10-Roxanne and Elvis, they are so passionate about their land stewardship ont heir property for all wildlife species–not just the Houston Toad.

Their hard work earned them a Lone Star Land Steward Regional award for the Lost Pines ecosystem. Wildlife biologist, Meredith Longoria, provides the couple with technical assistance.

15-They have taken leaps and bounds since they started through the landowner Incentive Program, including: native grass plating, and pine reforestation, and prescribed burning. They’ve utilized just about every tool they’ve learned about on their property.

The Lone Star Land Steward awards honor landowners who preserve our natural heritage. The Hernandez’s bought their land in 2004, and began restoration work.

25– We planted 35-hundred trees the year right before the drought. Here, this whole area was filled with cedars–you couldn’t even walk through here–and we had that removed and cleared, and did the prescribed burn back in 2012. Yeah, you can still see all the burn scars on the trees. For our wildlife management, we provide supplemental shelter, which are the brush piles; we have five nest boxes, which are frequented by bluebirds. We have a bat box.

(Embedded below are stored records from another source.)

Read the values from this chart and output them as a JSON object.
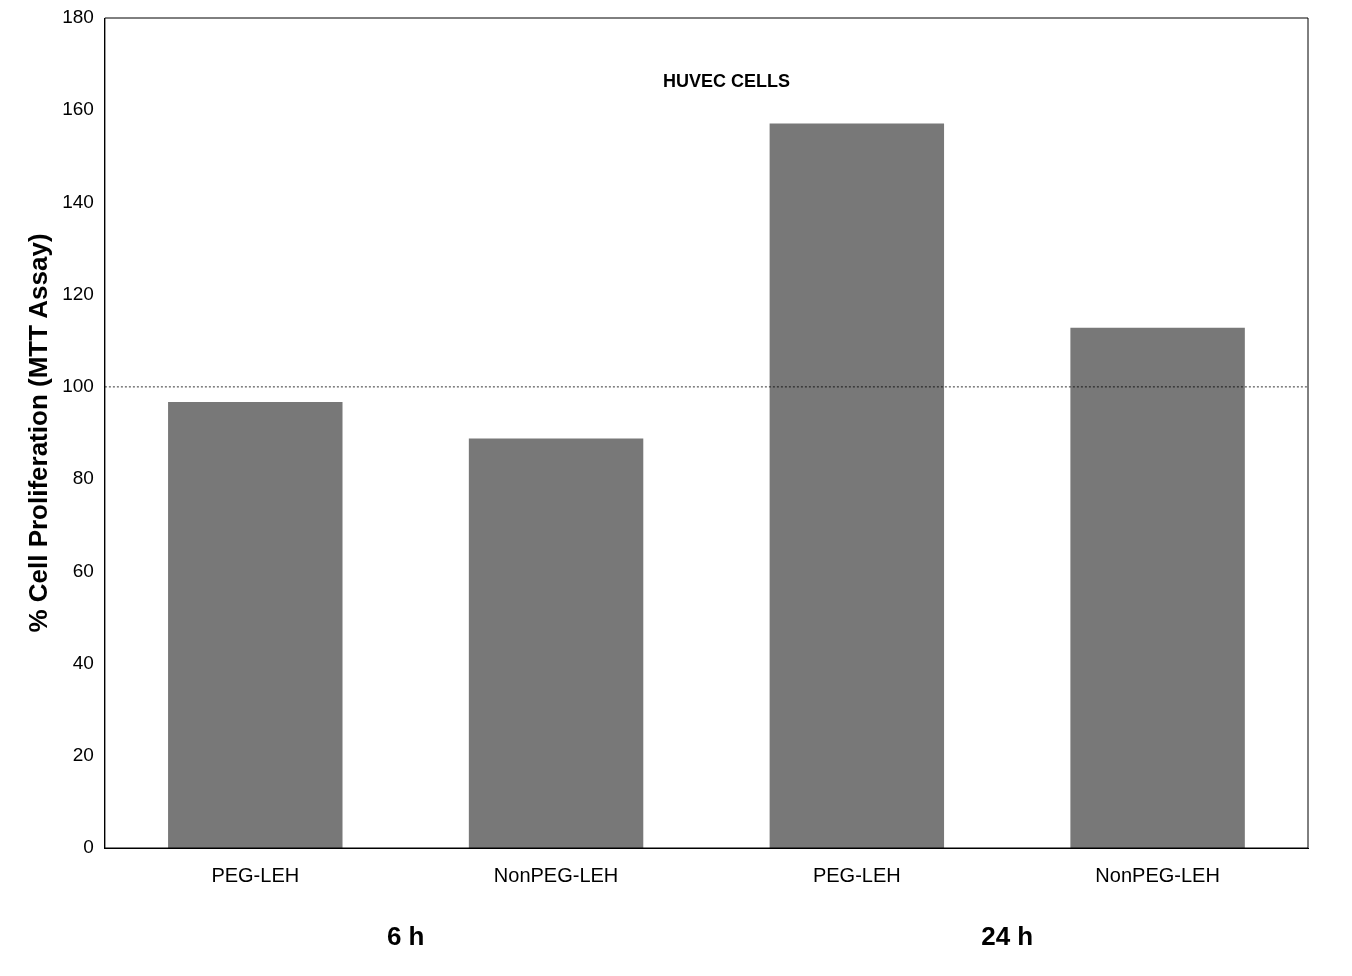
{
  "chart_data": {
    "type": "bar",
    "title": "HUVEC CELLS",
    "ylabel": "% Cell Proliferation (MTT Assay)",
    "categories": [
      "PEG-LEH",
      "NonPEG-LEH",
      "PEG-LEH",
      "NonPEG-LEH"
    ],
    "values": [
      96.7,
      88.8,
      157.1,
      112.8
    ],
    "color": "#787878",
    "ylim": [
      0,
      180
    ],
    "yticks": [
      0,
      20,
      40,
      60,
      80,
      100,
      120,
      140,
      160,
      180
    ],
    "grid": false,
    "legend": false,
    "ref_lines": [
      {
        "axis": "y",
        "value": 100,
        "color": "#000000",
        "line_style": "dotted"
      }
    ],
    "annotations": [
      "6 h",
      "24 h"
    ]
  }
}
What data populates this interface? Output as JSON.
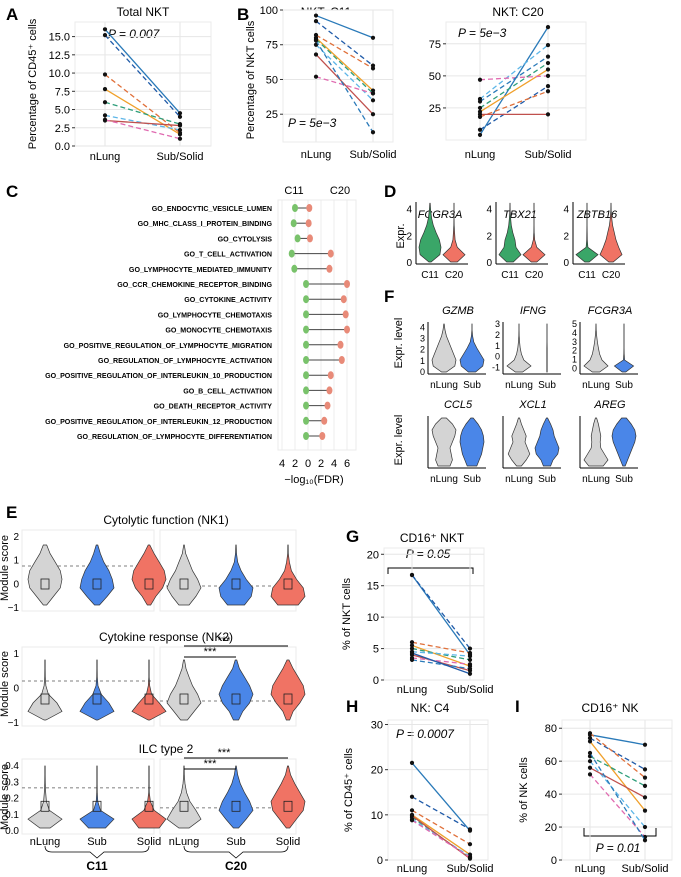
{
  "figure": {
    "panel_letters": [
      "A",
      "B",
      "C",
      "D",
      "E",
      "F",
      "G",
      "H",
      "I"
    ]
  },
  "colors": {
    "grey": "#d4d4d4",
    "blue": "#4a86e8",
    "red": "#f07364",
    "green": "#3aa668",
    "dot_green": "#79c26b",
    "dot_red": "#e88a78",
    "lines": [
      "#2a7ab9",
      "#1f5aa8",
      "#e0703a",
      "#f0a02a",
      "#2e9e7a",
      "#5db6e8",
      "#c0504d",
      "#e06ab0"
    ]
  },
  "chart_data": [
    {
      "id": "A",
      "type": "line",
      "title": "Total NKT",
      "ylabel": "Percentage of CD45⁺ cells",
      "categories": [
        "nLung",
        "Sub/Solid"
      ],
      "ylim": [
        0,
        17
      ],
      "yticks": [
        0.0,
        2.5,
        5.0,
        7.5,
        10.0,
        12.5,
        15.0
      ],
      "ytick_labels": [
        "0.0",
        "2.5",
        "5.0",
        "7.5",
        "10.0",
        "12.5",
        "15.0"
      ],
      "annotation": "P = 0.007",
      "pairs": [
        [
          16.0,
          4.5
        ],
        [
          15.2,
          4.0
        ],
        [
          9.8,
          1.8
        ],
        [
          7.8,
          1.6
        ],
        [
          6.0,
          3.0
        ],
        [
          4.2,
          2.2
        ],
        [
          3.5,
          2.8
        ],
        [
          3.6,
          1.0
        ]
      ]
    },
    {
      "id": "B1",
      "type": "line",
      "title": "NKT: C11",
      "ylabel": "Percentage of NKT cells",
      "categories": [
        "nLung",
        "Sub/Solid"
      ],
      "ylim": [
        5,
        100
      ],
      "yticks": [
        25,
        50,
        75,
        100
      ],
      "ytick_labels": [
        "25",
        "50",
        "75",
        "100"
      ],
      "annotation": "P = 5e−3",
      "pairs": [
        [
          96,
          80
        ],
        [
          92,
          60
        ],
        [
          82,
          58
        ],
        [
          80,
          42
        ],
        [
          79,
          40
        ],
        [
          75,
          35
        ],
        [
          68,
          25
        ],
        [
          52,
          40
        ],
        [
          78,
          12
        ]
      ]
    },
    {
      "id": "B2",
      "type": "line",
      "title": "NKT: C20",
      "ylabel": "",
      "categories": [
        "nLung",
        "Sub/Solid"
      ],
      "ylim": [
        0,
        92
      ],
      "yticks": [
        25,
        50,
        75
      ],
      "ytick_labels": [
        "25",
        "50",
        "75"
      ],
      "annotation": "P = 5e−3",
      "pairs": [
        [
          4,
          88
        ],
        [
          8,
          42
        ],
        [
          18,
          38
        ],
        [
          22,
          55
        ],
        [
          25,
          60
        ],
        [
          32,
          74
        ],
        [
          20,
          20
        ],
        [
          47,
          50
        ],
        [
          30,
          65
        ]
      ]
    },
    {
      "id": "C",
      "type": "dumbbell",
      "columns": [
        "C11",
        "C20"
      ],
      "xlabel": "−log₁₀(FDR)",
      "xticks": [
        "4",
        "2",
        "0",
        "2",
        "4",
        "6"
      ],
      "terms": [
        "GO_ENDOCYTIC_VESICLE_LUMEN",
        "GO_MHC_CLASS_I_PROTEIN_BINDING",
        "GO_CYTOLYSIS",
        "GO_T_CELL_ACTIVATION",
        "GO_LYMPHOCYTE_MEDIATED_IMMUNITY",
        "GO_CCR_CHEMOKINE_RECEPTOR_BINDING",
        "GO_CYTOKINE_ACTIVITY",
        "GO_LYMPHOCYTE_CHEMOTAXIS",
        "GO_MONOCYTE_CHEMOTAXIS",
        "GO_POSITIVE_REGULATION_OF_LYMPHOCYTE_MIGRATION",
        "GO_REGULATION_OF_LYMPHOCYTE_ACTIVATION",
        "GO_POSITIVE_REGULATION_OF_INTERLEUKIN_10_PRODUCTION",
        "GO_B_CELL_ACTIVATION",
        "GO_DEATH_RECEPTOR_ACTIVITY",
        "GO_POSITIVE_REGULATION_OF_INTERLEUKIN_12_PRODUCTION",
        "GO_REGULATION_OF_LYMPHOCYTE_DIFFERENTIATION"
      ],
      "c11": [
        2.0,
        2.2,
        1.6,
        2.5,
        2.1,
        0.3,
        0.3,
        0.3,
        0.3,
        0.3,
        0.3,
        0.3,
        0.3,
        0.3,
        0.3,
        0.3
      ],
      "c20": [
        0.2,
        0.1,
        0.3,
        3.5,
        3.3,
        6.0,
        5.5,
        5.8,
        6.0,
        5.0,
        5.2,
        3.5,
        3.3,
        3.0,
        2.5,
        2.2
      ]
    },
    {
      "id": "D",
      "type": "violin",
      "ylabel": "Expr.",
      "categories": [
        "C11",
        "C20"
      ],
      "yticks": [
        0,
        2,
        4
      ],
      "ytick_labels": [
        "0",
        "2",
        "4"
      ],
      "genes": [
        "FCGR3A",
        "TBX21",
        "ZBTB16"
      ],
      "group_colors": [
        "#3aa668",
        "#f07364"
      ]
    },
    {
      "id": "F",
      "type": "violin",
      "ylabel": "Expr. level",
      "categories": [
        "nLung",
        "Sub"
      ],
      "group_colors": [
        "#d4d4d4",
        "#4a86e8"
      ],
      "genes": [
        "GZMB",
        "IFNG",
        "FCGR3A",
        "CCL5",
        "XCL1",
        "AREG"
      ],
      "ytick_sets": [
        [
          "0",
          "1",
          "2",
          "3",
          "4"
        ],
        [
          "3",
          "2",
          "1",
          "0",
          "-1"
        ],
        [
          "5",
          "4",
          "3",
          "2",
          "1",
          "0"
        ],
        [],
        [],
        []
      ]
    },
    {
      "id": "E",
      "type": "violin",
      "ylabel": "Module score",
      "categories": [
        "nLung",
        "Sub",
        "Solid",
        "nLung",
        "Sub",
        "Solid"
      ],
      "groups": [
        "C11",
        "C20"
      ],
      "rows": [
        {
          "title": "Cytolytic function (NK1)",
          "ytick_labels": [
            "2",
            "1",
            "0",
            "−1"
          ],
          "significance": []
        },
        {
          "title": "Cytokine response (NK2)",
          "ytick_labels": [
            "1",
            "0",
            "−1"
          ],
          "significance": [
            "***",
            "***"
          ]
        },
        {
          "title": "ILC type 2",
          "ytick_labels": [
            "0.4",
            "0.3",
            "0.2",
            "0.1",
            "0.0"
          ],
          "significance": [
            "***",
            "***"
          ]
        }
      ]
    },
    {
      "id": "G",
      "type": "line",
      "title": "CD16⁺ NKT",
      "ylabel": "% of NKT cells",
      "categories": [
        "nLung",
        "Sub/Solid"
      ],
      "ylim": [
        0,
        21
      ],
      "yticks": [
        0,
        5,
        10,
        15,
        20
      ],
      "ytick_labels": [
        "0",
        "5",
        "10",
        "15",
        "20"
      ],
      "annotation": "P = 0.05",
      "pairs": [
        [
          16.7,
          4.0
        ],
        [
          16.7,
          5.0
        ],
        [
          6.0,
          4.3
        ],
        [
          5.5,
          2.2
        ],
        [
          5.0,
          3.2
        ],
        [
          4.5,
          3.8
        ],
        [
          4.0,
          1.5
        ],
        [
          3.5,
          2.5
        ],
        [
          3.2,
          1.8
        ],
        [
          4.3,
          1.0
        ]
      ]
    },
    {
      "id": "H",
      "type": "line",
      "title": "NK: C4",
      "ylabel": "% of CD45⁺ cells",
      "categories": [
        "nLung",
        "Sub/Solid"
      ],
      "ylim": [
        0,
        31
      ],
      "yticks": [
        0,
        10,
        20,
        30
      ],
      "ytick_labels": [
        "0",
        "10",
        "20",
        "30"
      ],
      "annotation": "P = 0.0007",
      "pairs": [
        [
          21.5,
          6.5
        ],
        [
          14,
          6.8
        ],
        [
          11,
          3.5
        ],
        [
          10,
          1.2
        ],
        [
          9.5,
          0.5
        ],
        [
          9.0,
          0.8
        ],
        [
          9.8,
          0.3
        ],
        [
          8.8,
          0.6
        ]
      ]
    },
    {
      "id": "I",
      "type": "line",
      "title": "CD16⁺ NK",
      "ylabel": "% of NK cells",
      "categories": [
        "nLung",
        "Sub/Solid"
      ],
      "ylim": [
        0,
        85
      ],
      "yticks": [
        0,
        20,
        40,
        60,
        80
      ],
      "ytick_labels": [
        "0",
        "20",
        "40",
        "60",
        "80"
      ],
      "annotation": "P = 0.01",
      "pairs": [
        [
          76,
          70
        ],
        [
          74,
          55
        ],
        [
          77,
          50
        ],
        [
          72,
          30
        ],
        [
          63,
          45
        ],
        [
          60,
          20
        ],
        [
          56,
          38
        ],
        [
          52,
          14
        ],
        [
          65,
          12
        ]
      ]
    }
  ]
}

They said they’ve seen all wildlife populations on the ranch flourish. Learn more about the Lone Star Land Steward Program on the Texas Parks and Wildlife Website.

For Texas Parks and Wildlife…I’m Cecilia Nasti.

TPW TV: Bear Creek Ranch

Friday, May 22nd, 2015

This is Passport to Texas

Just west of Fort Worth, Bear Creek Ranch employs old school grazing practices.

12-What we do here at Bear Creek Ranch is we have a native prairie, and we apply a process of where we take the cattle, and graze them in a way that mimics the way the bison grazed the prairie.

Robert Potts is President of Dixon Water Foundation, which operates the ranch.

06-[MOO] They go where the grass is fresh, they move, and then they don’t come back to the place that they are today for a long time.

This type of management has enhanced wildlife on the ranch. And Texas Parks and Wildlife Wildlife Biologist Nathan Rains says, it is one reason why Bear Creek Ranch is a Lone Star Land Steward Award winner.

18-By allowing rest in these pastures and their unique grazing program you get residual grasses and that provides nesting cover and habitat for species like Bobwhite quail and other grassland birds that are declining.

Texas once had 20 million acres of tall grass prairies; because of development and agricultural uses, less than one percent of the original prairie ecosystem remains.

10-In an area like this, on the periphery of the Dallas Fort Worth Metroplex–in an urbanized environment–it’s really neat and encouraging to see ranches like this that are dedicated to preserving tall grass prairies.

Learn more about Bear Creek Ranch in a segment next week on the PBS Texas Parks and Wildlife TV series. Check your local listings.

For Texas Parks and Wildlife…I’m Cecilia Nasti.